Increased competition is to be welcomed – and weathered – but not worried about

ENTRANTS to the Leeds legal market should be viewed as positive because they help prove the size and vibrancy of the regional market, rather than act as apocalyptic horsemen for under-performing firms, leading lawyers in the city have said.
Addleshaw Goddard’s Tim Wheldon said the appearance of firms who are new to Leeds, such as Bevan Brittan last month and Freeths last year, “shows that people think there are opportunities to do business here”.
He added: “There appears to be enough there to support those businesses and its great from everyone’s perspective.
“I don’t think we are going backwards, having new entrants shows there are still the opportunities to prosper.”
But Paul Cotton, of Eversheds, thought that the strengths of the Leeds legal market – which he described as “mature, vibrant, entrepreneurial, innovative and very high calibre” – presented significant barriers to newcomers.
“There are firms that have tried to crack the Leeds market and they are still trying to crack it,” he said. “There are some very long established firms in Leeds. It’s not easy for a firm to arrive and make huge inroads into a market that is well fed by the legal community.”
He also echoed a degree of scepticism that was commonly expressed towards the accountancy firms looking to take a share of legal revenues.
“I am sure there’s a type of work that is suited to the accountants,” he said. “But they have tried it before and failed.”
Walker Morris’s Ian Gilbert believes the accountancy firms’ business models will mean they struggle to provide legal services to clients with the right levels of cost and independence.
He said: “The big firms of accountants are quite clever because they spend most of their time playing down their interest in the legal marketplace but my suspicions are they are doing their level best to grow their expertise in those markets where they think they can make a good margin.

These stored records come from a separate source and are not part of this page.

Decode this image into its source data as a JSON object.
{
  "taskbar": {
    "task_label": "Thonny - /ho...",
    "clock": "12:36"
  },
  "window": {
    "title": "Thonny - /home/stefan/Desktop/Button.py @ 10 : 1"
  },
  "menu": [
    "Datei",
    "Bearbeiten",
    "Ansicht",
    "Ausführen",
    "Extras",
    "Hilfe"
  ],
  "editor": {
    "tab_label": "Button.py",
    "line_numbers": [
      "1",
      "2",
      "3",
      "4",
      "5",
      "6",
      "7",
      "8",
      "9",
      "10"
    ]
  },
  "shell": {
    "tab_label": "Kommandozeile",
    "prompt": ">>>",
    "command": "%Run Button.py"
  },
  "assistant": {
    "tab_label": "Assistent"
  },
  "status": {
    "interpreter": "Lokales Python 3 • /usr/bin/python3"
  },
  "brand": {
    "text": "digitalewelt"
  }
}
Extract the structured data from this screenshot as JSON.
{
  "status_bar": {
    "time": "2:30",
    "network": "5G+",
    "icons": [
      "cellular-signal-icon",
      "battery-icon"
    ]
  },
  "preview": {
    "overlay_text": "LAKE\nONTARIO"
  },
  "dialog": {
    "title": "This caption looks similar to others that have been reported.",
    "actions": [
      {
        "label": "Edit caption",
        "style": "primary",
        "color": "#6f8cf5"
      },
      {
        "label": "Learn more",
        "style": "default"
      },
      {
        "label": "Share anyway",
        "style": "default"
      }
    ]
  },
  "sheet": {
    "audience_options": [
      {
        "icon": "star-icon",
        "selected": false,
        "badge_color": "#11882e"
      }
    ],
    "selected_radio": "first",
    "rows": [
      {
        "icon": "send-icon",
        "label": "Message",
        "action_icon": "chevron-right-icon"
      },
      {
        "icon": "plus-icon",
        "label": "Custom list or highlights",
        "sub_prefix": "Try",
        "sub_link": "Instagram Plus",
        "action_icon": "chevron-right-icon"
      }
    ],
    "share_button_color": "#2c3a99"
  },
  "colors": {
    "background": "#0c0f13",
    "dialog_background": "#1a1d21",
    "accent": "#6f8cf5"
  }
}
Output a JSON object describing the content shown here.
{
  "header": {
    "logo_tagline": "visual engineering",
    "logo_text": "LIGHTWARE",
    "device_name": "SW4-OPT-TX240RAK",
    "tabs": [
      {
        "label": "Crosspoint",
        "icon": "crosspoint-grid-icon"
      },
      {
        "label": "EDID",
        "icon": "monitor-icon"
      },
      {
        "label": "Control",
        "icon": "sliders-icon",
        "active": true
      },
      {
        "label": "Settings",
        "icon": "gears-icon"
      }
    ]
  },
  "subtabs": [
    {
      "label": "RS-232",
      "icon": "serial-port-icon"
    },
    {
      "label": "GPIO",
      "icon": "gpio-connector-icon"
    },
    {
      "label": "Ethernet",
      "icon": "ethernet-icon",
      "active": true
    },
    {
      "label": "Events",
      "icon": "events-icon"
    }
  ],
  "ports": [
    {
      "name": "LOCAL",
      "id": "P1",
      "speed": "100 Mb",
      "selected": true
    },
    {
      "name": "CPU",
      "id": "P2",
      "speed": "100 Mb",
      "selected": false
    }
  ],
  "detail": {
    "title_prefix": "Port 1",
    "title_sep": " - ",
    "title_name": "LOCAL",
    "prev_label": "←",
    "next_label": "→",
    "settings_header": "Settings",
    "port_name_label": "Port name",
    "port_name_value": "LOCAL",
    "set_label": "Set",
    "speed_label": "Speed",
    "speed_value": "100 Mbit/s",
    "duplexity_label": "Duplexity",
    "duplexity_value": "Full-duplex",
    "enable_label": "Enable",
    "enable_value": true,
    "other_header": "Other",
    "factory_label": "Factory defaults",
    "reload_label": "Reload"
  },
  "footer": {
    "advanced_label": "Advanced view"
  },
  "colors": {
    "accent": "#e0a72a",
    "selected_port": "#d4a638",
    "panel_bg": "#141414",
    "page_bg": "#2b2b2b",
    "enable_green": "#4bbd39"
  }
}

“That’s potentially more competition and could lead to a confrontation between the large accountancy practices and the independent law firms but the large accountancy practices have very high operating cost models and so their expectations in terms of fee recovery will be significantly higher than the conventional law firms, so that might be a positive. It’s an interesting dynamic.
“Clients generally like to feel they have got sometimes an independent view in terms of their advice and they value that and don’t want to be commoditised by the large firms of accountants.
“The challenge for the lawyers, who are hearing a lot of noise about new structures, is not to forget we are a profession and we should be providing high-quality impartial advice. If we do that we should weather most of the storms.”